The QTvi, which is an index of QT variability normalized for mean QT over HRV, normalized for mean HR, was higher in cases than controls (P = 0.01) which again shows a predominance of sympathetic activity in cases compared to controls. The QT interval represents the duration from the onset of depolarization to the completion of repolarization of the cardiac cycle. The autonomic modulation of HR can be altered in SH, and this may lead to ventricular recovery time inhomogeneity. QTvi was a better predictor of sudden death in cardiac patients compared to other measures such as ejection fraction, HRV, and T wave alterans in a study done by Atiga et al.  Although generally QT variability follows HRV, there may not be a complete coherence always between the two-time series.  A previous study showed that coherence between HR and QT interval fluctuations in the range of 0-0.5 Hz, and especially in the HF range (0.15-0.5 Hz), was significantly lower in adults than in children. 
There are studies in literature to show that intravenous isoproterenol and a change from supine to standing posture produces a significant increase in the QTvi, which again indirectly links it to an increase in the sympathetic activity.  And sympathomimetic agents such as Palmolein and Yohimbine have been shown to increase QTvi which again confirms that it is linked to increase in sympathetic activity. , Thus, the demonstration of increased QTvi in patients with SH points toward increased sympathetic activity and thus may indirectly be a pointer toward an increased predisposition to cardiovascular morbidity.
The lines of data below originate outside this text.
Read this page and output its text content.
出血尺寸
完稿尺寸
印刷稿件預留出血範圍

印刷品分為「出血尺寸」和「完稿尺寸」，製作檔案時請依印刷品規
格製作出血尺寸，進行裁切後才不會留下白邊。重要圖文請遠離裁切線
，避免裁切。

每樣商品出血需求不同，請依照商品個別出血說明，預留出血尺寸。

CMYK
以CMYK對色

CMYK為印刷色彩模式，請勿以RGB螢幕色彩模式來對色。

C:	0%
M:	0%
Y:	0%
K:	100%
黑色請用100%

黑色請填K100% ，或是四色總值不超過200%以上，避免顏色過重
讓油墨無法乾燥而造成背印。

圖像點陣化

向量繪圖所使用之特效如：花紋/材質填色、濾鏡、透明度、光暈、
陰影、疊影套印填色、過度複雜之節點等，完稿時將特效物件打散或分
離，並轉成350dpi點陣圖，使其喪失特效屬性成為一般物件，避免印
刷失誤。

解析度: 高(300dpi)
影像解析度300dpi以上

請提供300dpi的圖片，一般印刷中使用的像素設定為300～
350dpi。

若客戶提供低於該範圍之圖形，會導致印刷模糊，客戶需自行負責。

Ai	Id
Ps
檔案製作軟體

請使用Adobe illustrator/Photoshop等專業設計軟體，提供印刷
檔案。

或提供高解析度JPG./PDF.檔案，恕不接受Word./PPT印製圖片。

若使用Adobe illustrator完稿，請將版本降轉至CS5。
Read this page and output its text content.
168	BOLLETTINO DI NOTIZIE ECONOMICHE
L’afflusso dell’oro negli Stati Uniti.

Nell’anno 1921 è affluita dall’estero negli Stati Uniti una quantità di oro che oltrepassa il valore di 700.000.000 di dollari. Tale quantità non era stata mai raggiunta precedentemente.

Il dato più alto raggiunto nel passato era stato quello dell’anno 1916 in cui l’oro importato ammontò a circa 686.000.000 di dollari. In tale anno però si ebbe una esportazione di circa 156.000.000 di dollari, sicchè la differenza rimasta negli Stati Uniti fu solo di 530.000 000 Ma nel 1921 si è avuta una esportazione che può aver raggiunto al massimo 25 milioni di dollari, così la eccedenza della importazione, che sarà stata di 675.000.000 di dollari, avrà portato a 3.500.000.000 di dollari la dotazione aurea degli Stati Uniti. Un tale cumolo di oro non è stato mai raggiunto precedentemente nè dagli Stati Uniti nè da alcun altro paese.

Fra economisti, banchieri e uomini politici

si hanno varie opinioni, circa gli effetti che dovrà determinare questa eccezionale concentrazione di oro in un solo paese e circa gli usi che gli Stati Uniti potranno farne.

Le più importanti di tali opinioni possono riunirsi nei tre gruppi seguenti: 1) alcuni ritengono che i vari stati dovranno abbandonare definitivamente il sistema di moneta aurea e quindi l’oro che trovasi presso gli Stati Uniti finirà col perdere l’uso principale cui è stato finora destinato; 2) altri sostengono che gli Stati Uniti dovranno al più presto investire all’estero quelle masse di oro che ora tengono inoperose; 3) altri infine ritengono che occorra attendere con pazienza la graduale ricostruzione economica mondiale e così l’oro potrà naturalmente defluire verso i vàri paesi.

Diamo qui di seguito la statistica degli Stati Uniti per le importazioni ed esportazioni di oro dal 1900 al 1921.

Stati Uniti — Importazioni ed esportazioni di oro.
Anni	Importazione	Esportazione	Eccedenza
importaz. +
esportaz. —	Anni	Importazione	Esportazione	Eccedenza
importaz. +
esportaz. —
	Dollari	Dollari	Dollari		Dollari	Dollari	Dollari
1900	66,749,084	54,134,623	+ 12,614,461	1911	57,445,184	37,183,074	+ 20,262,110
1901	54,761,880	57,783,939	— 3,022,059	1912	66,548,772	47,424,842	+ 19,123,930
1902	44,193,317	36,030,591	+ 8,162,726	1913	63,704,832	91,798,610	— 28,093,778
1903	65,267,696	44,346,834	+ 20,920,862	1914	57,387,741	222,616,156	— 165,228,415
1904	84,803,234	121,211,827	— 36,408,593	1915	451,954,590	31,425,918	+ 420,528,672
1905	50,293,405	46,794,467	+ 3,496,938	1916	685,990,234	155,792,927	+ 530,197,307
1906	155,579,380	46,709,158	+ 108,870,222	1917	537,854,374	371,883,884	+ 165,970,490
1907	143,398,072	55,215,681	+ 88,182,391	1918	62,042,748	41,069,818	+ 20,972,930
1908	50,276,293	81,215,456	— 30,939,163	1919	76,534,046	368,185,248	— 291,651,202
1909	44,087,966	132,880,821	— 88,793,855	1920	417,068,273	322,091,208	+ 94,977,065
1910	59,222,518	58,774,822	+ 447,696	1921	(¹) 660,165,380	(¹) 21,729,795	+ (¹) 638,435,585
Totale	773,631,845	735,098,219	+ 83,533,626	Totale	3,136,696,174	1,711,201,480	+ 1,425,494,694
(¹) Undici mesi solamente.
There are conflicting results available with regards to the sympathetic overactivity in patients with hypothyroidism Cacciatori et al. showed an increased sympathetic influence in hypothyroidism, but a study done by Xing et al. showed a higher level of vagal tone in these patients. , These conflicting results may be partially explained by the different selection of patients such as age, gender, type, severity, and duration of hypothyroidism and number of patients in the various studies and also to the diverse techniques used to monitor the sympathovagal imbalance. Log of RRHF showed a higher trend toward controls than cases. Galetta et al. showed that patients with SH showed higher QT dispersion and lower HRV measures than healthy controls, and QT dispersion was positively found to be positively related to TSH value and the measures became normal after treatment. 
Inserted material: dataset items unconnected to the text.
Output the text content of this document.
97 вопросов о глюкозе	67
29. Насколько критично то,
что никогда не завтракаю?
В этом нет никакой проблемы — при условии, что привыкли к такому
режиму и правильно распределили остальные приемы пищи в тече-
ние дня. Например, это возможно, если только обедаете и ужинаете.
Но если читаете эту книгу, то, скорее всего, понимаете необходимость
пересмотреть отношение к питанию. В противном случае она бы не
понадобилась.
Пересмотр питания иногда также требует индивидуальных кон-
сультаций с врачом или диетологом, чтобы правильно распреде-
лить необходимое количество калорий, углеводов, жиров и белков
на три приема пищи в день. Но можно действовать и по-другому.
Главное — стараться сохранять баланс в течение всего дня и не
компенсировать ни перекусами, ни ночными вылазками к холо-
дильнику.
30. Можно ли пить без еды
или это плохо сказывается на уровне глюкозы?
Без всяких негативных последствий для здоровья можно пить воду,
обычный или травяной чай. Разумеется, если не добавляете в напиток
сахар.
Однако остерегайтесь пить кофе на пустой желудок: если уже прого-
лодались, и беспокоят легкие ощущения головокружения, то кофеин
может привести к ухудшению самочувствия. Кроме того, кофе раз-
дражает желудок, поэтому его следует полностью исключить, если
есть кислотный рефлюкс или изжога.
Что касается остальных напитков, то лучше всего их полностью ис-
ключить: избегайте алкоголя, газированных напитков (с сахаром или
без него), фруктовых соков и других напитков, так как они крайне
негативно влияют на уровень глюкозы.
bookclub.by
Kahaly reported a defect in the autonomic function, i.e., the parasympathetic system by the analysis of heart and frequency domain of HRV in patients with hypothyroidism.  The study took women who were older compared to the women included in our study, and group of similar data was replicated by studying HR response to exercise and recovery. The HRV was lower in cases than controls. Lower HRV is associated with increased risk of arrhythmia, but it was not found to be significant in our study (P = not significant). Galetta et al. showed that there is an increase in the sympathetic tone with decrease in the HRV in patients with hypothyroidism suggesting a decrease in the vagal tone.  Similar results have been shown in our study where the HRV was found to be reduced in cases compared to controls. Sahin et al. also suggested that in patients with TSH >10 there was a decrease in the sympathetic tone and increase in the parasympathetic activity.  Inukai et al. showed a defect in parasympathetic activity in patients with severe hypothyroidism.  Celik et al. showed that HRV and HR turbulence were decreased in the patient group, and treatment with levothyroxine was not found to effectively restore the cardiac autonomic functions.  Falcone et al. showed that time domain parameters of HRV were definitely lower both in patients with SH than in the control group, with statistically significant differences in the standard deviation of all NN intervals (SDNN), mean of the sum of the square of the differences between adjacent NN intervals (root mean square of successive difference), triangular interpolation of NN interval, and mean response ratio for both subgroups. HF is a marker of vagal efferent signal that is modulated by ventilation.  HRV parameters were lower in cases as compared to controls in both time and frequency domains. HRV measures fluctuations in the autonomic inputs to the heart. Thus, it measures both autonomic withdrawal and saturating level of the sympathetic input which can lead to diminished HRV.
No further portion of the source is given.